The City University of New York, which has already outraged Israel supporters with its decision to honor anti-Israel playwright Tony Kushner, will also be taking the unusual step of flying a Palestinian flag at the upcoming commencement for City College, a spokesperson for the university told me today.
“The City College flies all of the flags that are flown at the United Nations,” the Vice President for Communications Mary Lou Edmondson told me. “It has nothing to do with foreign policy.”
But there’s one problem—the United Nations doesn’t fly the Palestinian flag. It only flies the flags of its 192 member states.
Then what prompted the college’s decision? I’ve asked Edmonson to clarify her statement, and haven’t heard back yet. But it seems pretty obvious that politics did play a role. CUNY’s City College hasn’t flown the flag in previous years, and so this decision had to have been made recently. And with the Kushner debate still raging, the Israeli-Palestinian conflict is a no doubt the most volatile subject on campus.
Jeffrey Wiesenfeld, who’s been at the center of the Kushner controversy, said that the flag issue seemed to point to a double-standard at the university.
“I would think if we were going to fly the flags of aspiring nations, then we should certainly those of aspiring nations that have been in the mix even longer, like Tibet, like Kurdistan,” Wiesenfeld said. “In other words, whatever the policy is, it should be based on a consistency, but not a fashion of the moment.”
One City College faculty member said it reflected a deeper problem in academia. “It seems completely inappropriate, considering that there are no other flags of non-nations,” she said. “I just personally feel very upset by it because I feel that there’s so much anti-Israel sentiment in general, and specifically on college campuses.”
Flying the Palestinian flag is not a problem in itself.

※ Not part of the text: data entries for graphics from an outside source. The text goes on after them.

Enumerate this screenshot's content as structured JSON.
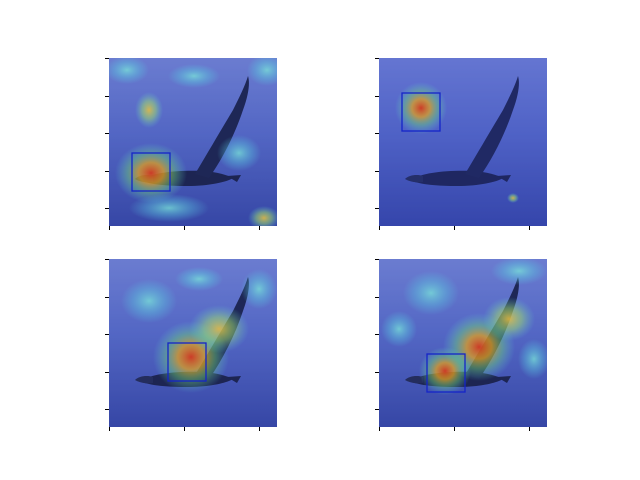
{
  "figure": {
    "panels": [
      {
        "id": "top-left"
      },
      {
        "id": "top-right"
      },
      {
        "id": "bottom-left"
      },
      {
        "id": "bottom-right"
      }
    ],
    "watermark_text": "",
    "colors": {
      "sky": "#8c96d0",
      "sea": "#3c4f9a",
      "overlay": "#2a3bd6",
      "box": "#1424c8",
      "bird": "#1a1f2e"
    }
  }
}
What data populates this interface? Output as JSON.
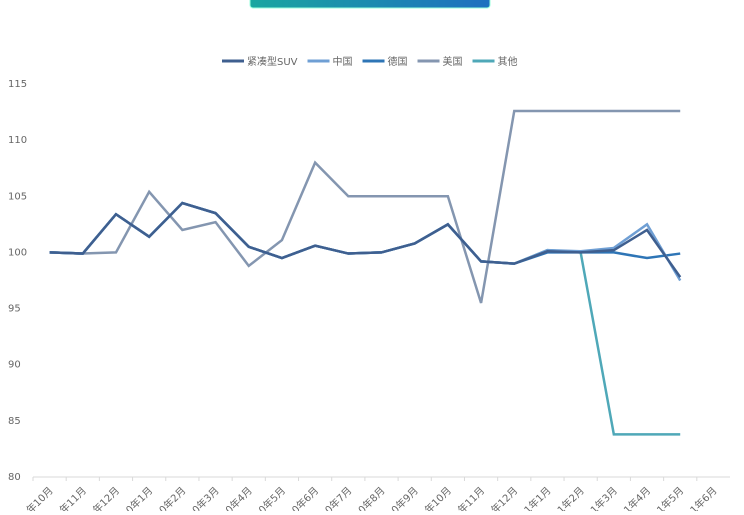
{
  "chart_data": {
    "type": "line",
    "categories": [
      "年10月",
      "年11月",
      "年12月",
      "0年1月",
      "0年2月",
      "0年3月",
      "0年4月",
      "0年5月",
      "0年6月",
      "0年7月",
      "0年8月",
      "0年9月",
      "年10月",
      "年11月",
      "年12月",
      "1年1月",
      "1年2月",
      "1年3月",
      "1年4月",
      "1年5月",
      "1年6月"
    ],
    "series": [
      {
        "name": "紧凑型SUV",
        "color": "#3f5f8f",
        "values": [
          100,
          99.9,
          103.4,
          101.4,
          104.4,
          103.5,
          100.5,
          99.5,
          100.6,
          99.9,
          100,
          100.8,
          102.5,
          99.2,
          99,
          100.1,
          100,
          100.2,
          102,
          97.8,
          null
        ]
      },
      {
        "name": "中国",
        "color": "#6f9fd4",
        "values": [
          100,
          99.9,
          103.4,
          101.4,
          104.4,
          103.5,
          100.5,
          99.5,
          100.6,
          99.9,
          100,
          100.8,
          102.5,
          99.2,
          99,
          100.2,
          100.1,
          100.4,
          102.5,
          97.5,
          null
        ]
      },
      {
        "name": "德国",
        "color": "#2e75b6",
        "values": [
          100,
          99.9,
          103.4,
          101.4,
          104.4,
          103.5,
          100.5,
          99.5,
          100.6,
          99.9,
          100,
          100.8,
          102.5,
          99.2,
          99,
          100,
          100,
          100,
          99.5,
          99.9,
          null
        ]
      },
      {
        "name": "美国",
        "color": "#8496b0",
        "values": [
          100,
          99.9,
          100,
          105.4,
          102,
          102.7,
          98.8,
          101.1,
          108,
          105,
          105,
          105,
          105,
          95.5,
          112.6,
          112.6,
          112.6,
          112.6,
          112.6,
          112.6,
          null
        ]
      },
      {
        "name": "其他",
        "color": "#4fa8b8",
        "values": [
          100,
          99.9,
          103.4,
          101.4,
          104.4,
          103.5,
          100.5,
          99.5,
          100.6,
          99.9,
          100,
          100.8,
          102.5,
          99.2,
          99,
          100.2,
          100,
          83.8,
          83.8,
          83.8,
          null
        ]
      }
    ],
    "ylim": [
      80,
      115
    ],
    "yticks": [
      80,
      85,
      90,
      95,
      100,
      105,
      110,
      115
    ]
  }
}
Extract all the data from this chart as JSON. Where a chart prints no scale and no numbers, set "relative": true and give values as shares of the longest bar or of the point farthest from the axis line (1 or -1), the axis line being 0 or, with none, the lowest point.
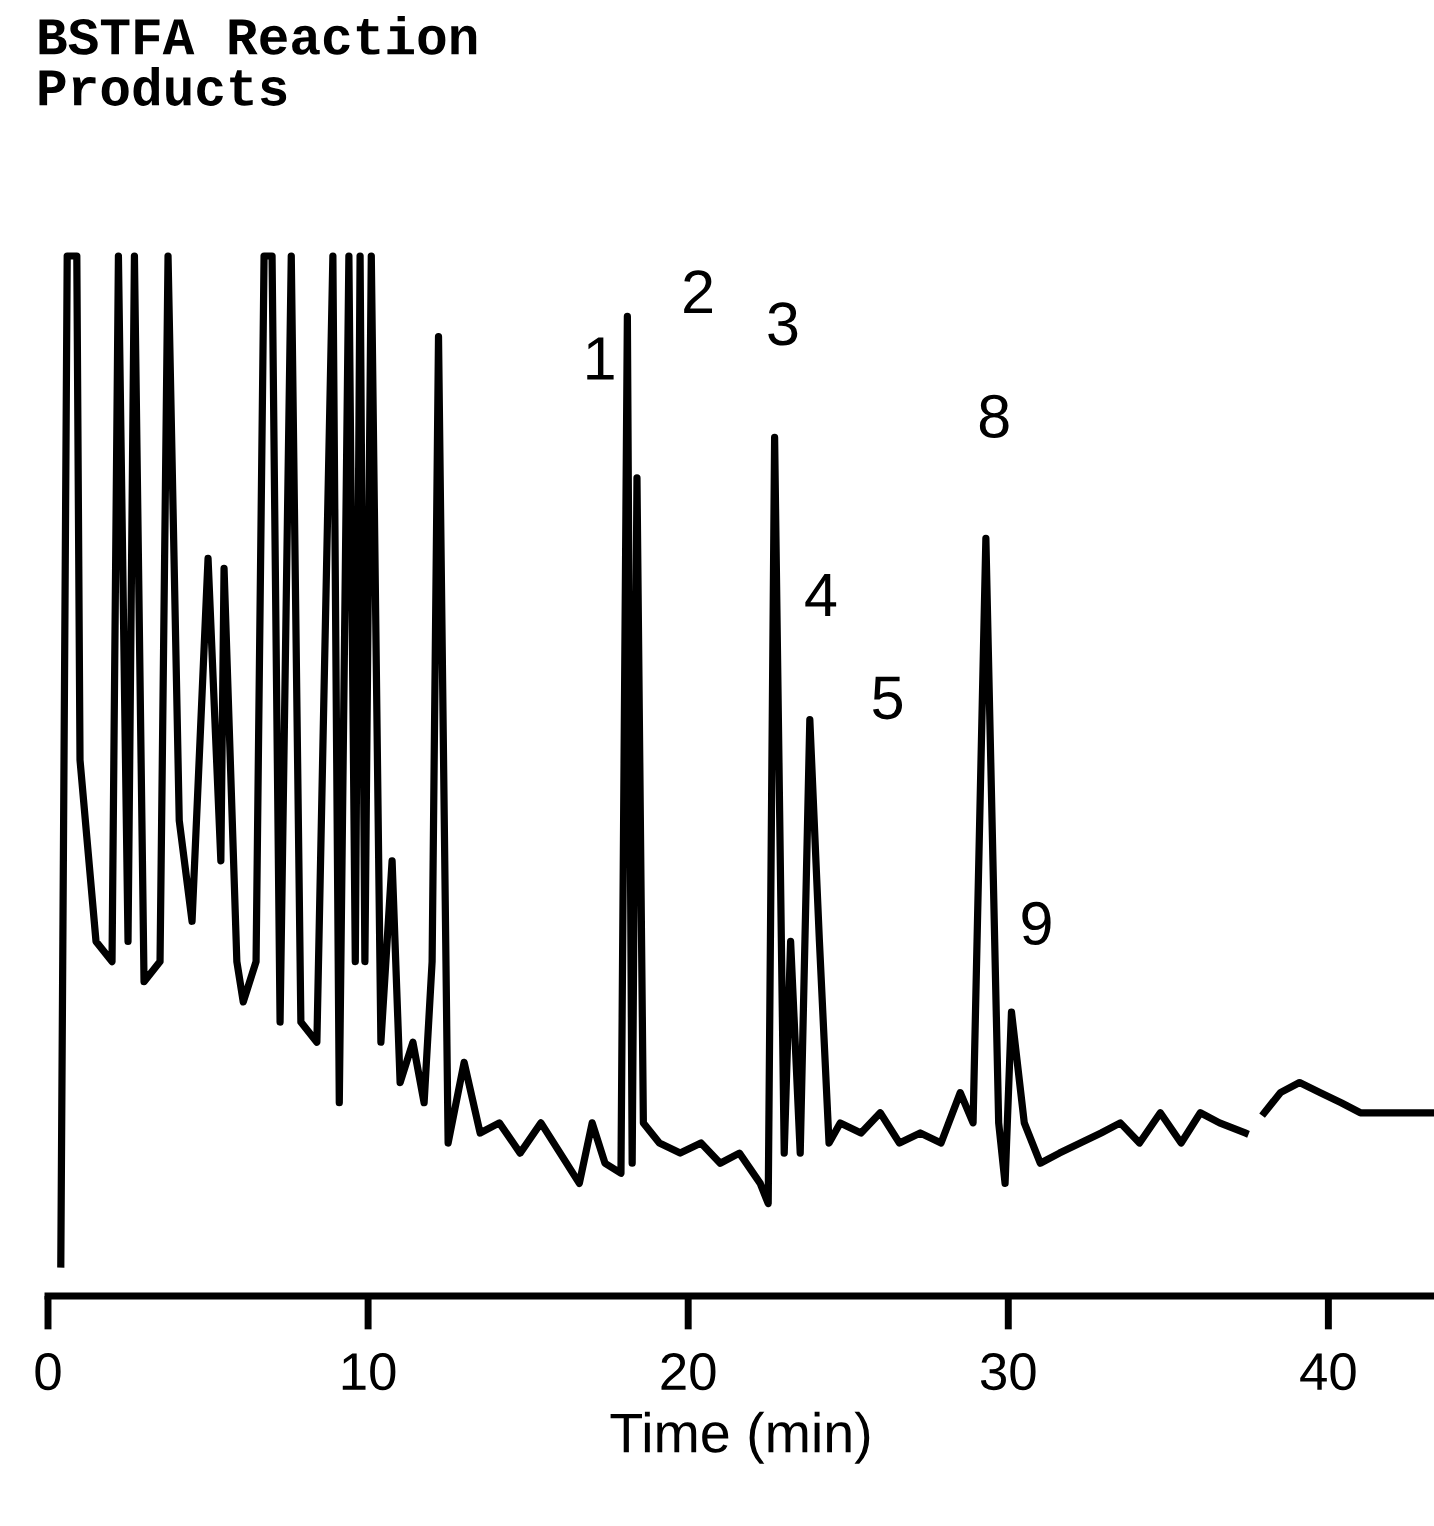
{
  "chart_data": {
    "type": "line",
    "title": "BSTFA Reaction\nProducts",
    "xlabel": "Time (min)",
    "relative": true,
    "xlim": [
      0,
      43.3
    ],
    "xticks": [
      0,
      10,
      20,
      30,
      40
    ],
    "grid": false,
    "legend": false,
    "marker": "none",
    "line_style": "solid",
    "series": [
      {
        "color": "#000000",
        "x": [
          0.4,
          0.6,
          0.9,
          1.0,
          1.5,
          2.0,
          2.2,
          2.5,
          2.7,
          3.0,
          3.5,
          3.75,
          4.1,
          4.5,
          5.0,
          5.4,
          5.5,
          5.9,
          6.1,
          6.5,
          6.75,
          7.0,
          7.25,
          7.6,
          7.9,
          8.4,
          8.9,
          9.1,
          9.4,
          9.6,
          9.75,
          9.9,
          10.1,
          10.4,
          10.75,
          11.0,
          11.4,
          11.75,
          12.0,
          12.2,
          12.5,
          13.0,
          13.5,
          14.1,
          14.75,
          15.4,
          16.0,
          16.6,
          17.0,
          17.4,
          17.9,
          18.1,
          18.25,
          18.4,
          18.6,
          19.1,
          19.75,
          20.4,
          21.0,
          21.6,
          22.25,
          22.5,
          22.7,
          23.0,
          23.2,
          23.5,
          23.8,
          24.1,
          24.4,
          24.75,
          25.4,
          26.0,
          26.6,
          27.25,
          27.9,
          28.5,
          28.9,
          29.3,
          29.7,
          29.9,
          30.1,
          30.5,
          31.0,
          31.6,
          32.25,
          32.9,
          33.5,
          34.1,
          34.75,
          35.4,
          36.0,
          36.6,
          37.4,
          37.7,
          38.0,
          38.5,
          39.1,
          39.75,
          40.4,
          41.0,
          41.6,
          42.25,
          43.3
        ],
        "values": [
          0,
          1,
          1,
          0.5,
          0.32,
          0.3,
          1,
          0.32,
          1,
          0.28,
          0.3,
          1,
          0.44,
          0.34,
          0.7,
          0.4,
          0.69,
          0.3,
          0.26,
          0.3,
          1,
          1,
          0.24,
          1,
          0.24,
          0.22,
          1,
          0.16,
          1,
          0.3,
          1,
          0.3,
          1,
          0.22,
          0.4,
          0.18,
          0.22,
          0.16,
          0.3,
          0.92,
          0.12,
          0.2,
          0.13,
          0.14,
          0.11,
          0.14,
          0.11,
          0.08,
          0.14,
          0.1,
          0.09,
          0.94,
          0.1,
          0.78,
          0.14,
          0.12,
          0.11,
          0.12,
          0.1,
          0.11,
          0.08,
          0.06,
          0.82,
          0.11,
          0.32,
          0.11,
          0.54,
          0.32,
          0.12,
          0.14,
          0.13,
          0.15,
          0.12,
          0.13,
          0.12,
          0.17,
          0.14,
          0.72,
          0.14,
          0.08,
          0.25,
          0.14,
          0.1,
          0.11,
          0.12,
          0.13,
          0.14,
          0.12,
          0.15,
          0.12,
          0.15,
          0.14,
          0.13,
          null,
          0.15,
          0.17,
          0.18,
          0.17,
          0.16,
          0.15,
          0.15,
          0.15,
          0.15
        ]
      }
    ],
    "annotations": [
      {
        "text": "1",
        "x": 18.1,
        "y": 0.94
      },
      {
        "text": "2",
        "x": 18.4,
        "y": 0.78
      },
      {
        "text": "3",
        "x": 22.7,
        "y": 0.82
      },
      {
        "text": "4",
        "x": 23.8,
        "y": 0.54
      },
      {
        "text": "5",
        "x": 23.8,
        "y": 0.54
      },
      {
        "text": "8",
        "x": 29.3,
        "y": 0.72
      },
      {
        "text": "9",
        "x": 30.1,
        "y": 0.25
      }
    ]
  }
}
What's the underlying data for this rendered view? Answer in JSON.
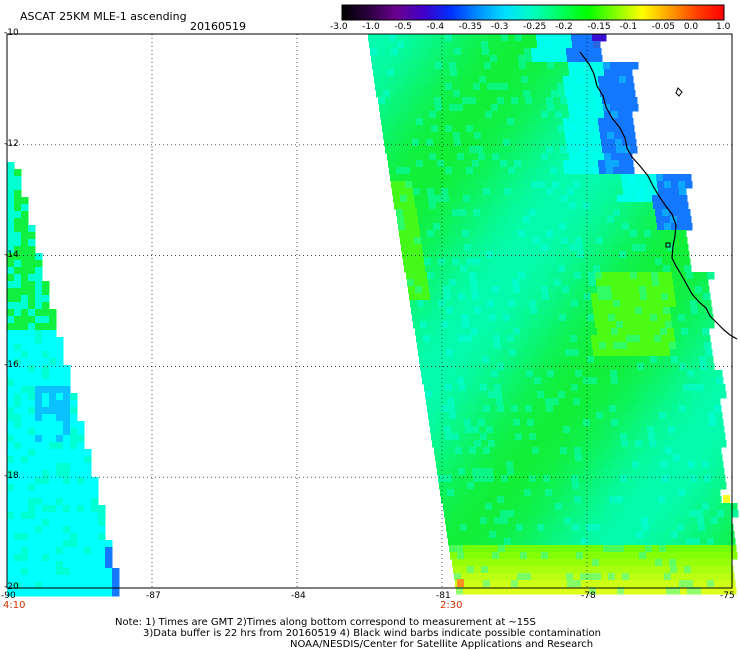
{
  "header": {
    "title": "ASCAT 25KM MLE-1 ascending",
    "date": "20160519"
  },
  "colorbar": {
    "labels": [
      "-3.0",
      "-1.0",
      "-0.5",
      "-0.4",
      "-0.35",
      "-0.3",
      "-0.25",
      "-0.2",
      "-0.15",
      "-0.1",
      "-0.05",
      "0.0",
      "1.0"
    ],
    "colors": [
      "#000000",
      "#2b0040",
      "#6a0090",
      "#4000c8",
      "#0030ff",
      "#0090ff",
      "#00e0ff",
      "#00ffc0",
      "#00ff60",
      "#00ff00",
      "#80ff00",
      "#ffff00",
      "#ffa000",
      "#ff4000",
      "#ff0000"
    ]
  },
  "map": {
    "lat_labels": [
      "-10",
      "-12",
      "-14",
      "-16",
      "-18",
      "-20"
    ],
    "lon_labels": [
      "-90",
      "-87",
      "-84",
      "-81",
      "-78",
      "-75"
    ],
    "lat_range": [
      -20,
      -10
    ],
    "lon_range": [
      -90,
      -75
    ],
    "gridlines": "dotted",
    "swath_time_labels": [
      "4:10",
      "2:30"
    ],
    "time_label_color": "#d03000",
    "value_colors": {
      "blue": "#1478ff",
      "cyan": "#00ffff",
      "aqua": "#00ffd2",
      "green": "#10f040",
      "lime": "#66ff00",
      "yellow": "#ffff20",
      "orange": "#ff9020",
      "violet": "#3a10d0"
    }
  },
  "notes": [
    "Note: 1) Times are GMT 2)Times along bottom correspond to measurement at ~15S",
    "3)Data buffer is 22 hrs from 20160519 4) Black wind barbs indicate possible contamination",
    "NOAA/NESDIS/Center for Satellite Applications and Research"
  ]
}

But flying it alongside the flags of UN member countries, at a public university, makes a particular statement. It says that CUNY’s City College is recognizing the state of Palestine, and its quest for UN member status, regardless of the outcome of the peace process. The college is free to argue that this has “nothing to do with foreign policy,” but the reality speaks for itself.
Update: CUNY’s City College VP of communications Mary Lou Edmondson emails this response: “I regret that I misspoke about the flags flown at the United Nations. At this time, in this 10th anniversary year of 9/11, we are focused on prominently displaying ten American flags in silent commemoration of the thousands of men and women who lost their lives.”